When I train, I want the perfect training method. I want the ideal balance of strength, conditioning, mobility, everything. I want it to be just intense enough to make me a fitness diety while being fun enough that I don’t actually care.
The question is, does such a training methodology actually exist?
I’ve had kind of an up-and-down week. I’ve had great days and great workouts, but I’ve also been feeling a little down…always on days I’m not lifting.
Now, this tells me something. It tells me that lifting improves my mood. This isn’t surprising in the least. It’s probably pretty normal. If I lift, I feel like I’ve accomplished something and perhaps triggered some endorphins to release. Who knows.
But here’s the problem with that fact.
Starting Strength calls for a three day per week lifting schedule if you do it by the book. While I’m generally a fan of the program, there are problems that I’ve recognized even beyond my previous review. At this point, I’ve been doing it for three months, and I’m seeing some lifts lag behind a bit while others do incredibly well.
Further, the lack of anything in between is problematic for me considering what I’m seeing regarding my mood.
Now that I’m back in the gym and can tell that I’m not revisiting past injuries, I decided it was time to revisit my home gym setup. The reason was simple. There are times when I want to workout but can’t really leave the house to lift.
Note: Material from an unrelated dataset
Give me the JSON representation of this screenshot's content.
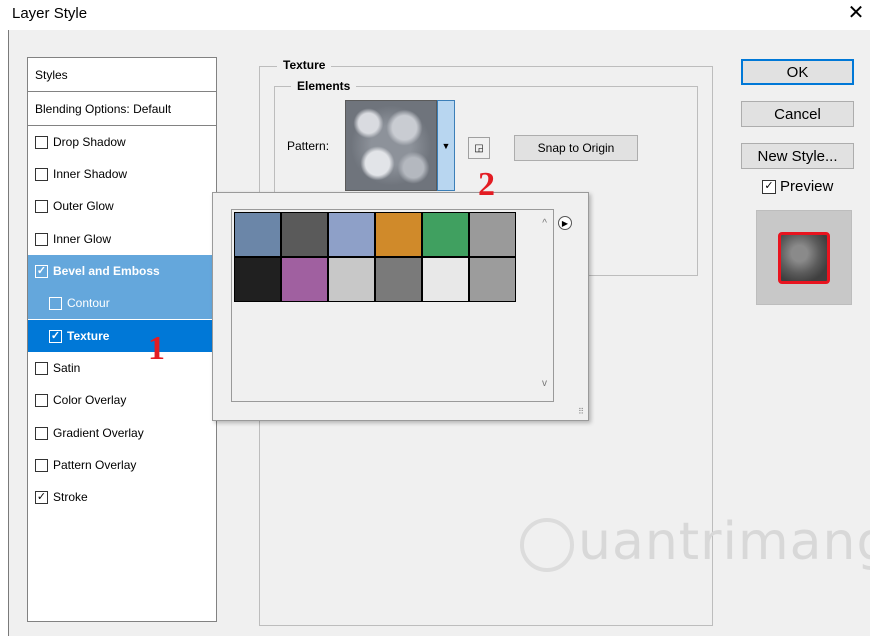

That meant I needed a setup here, and I needed one that would fit what I was already doing.
After doing a bit of research while working around schedules to hit the commercial gym, I settled on a couple of items to start with rebuilding the gym.
I looked to Titan Fitness to see what they had to offer, and while they have similar products to industry giant Rogue–which makes sense considering Titan has basically ripped off Rogue’s designs–but have them at roughly half the cost.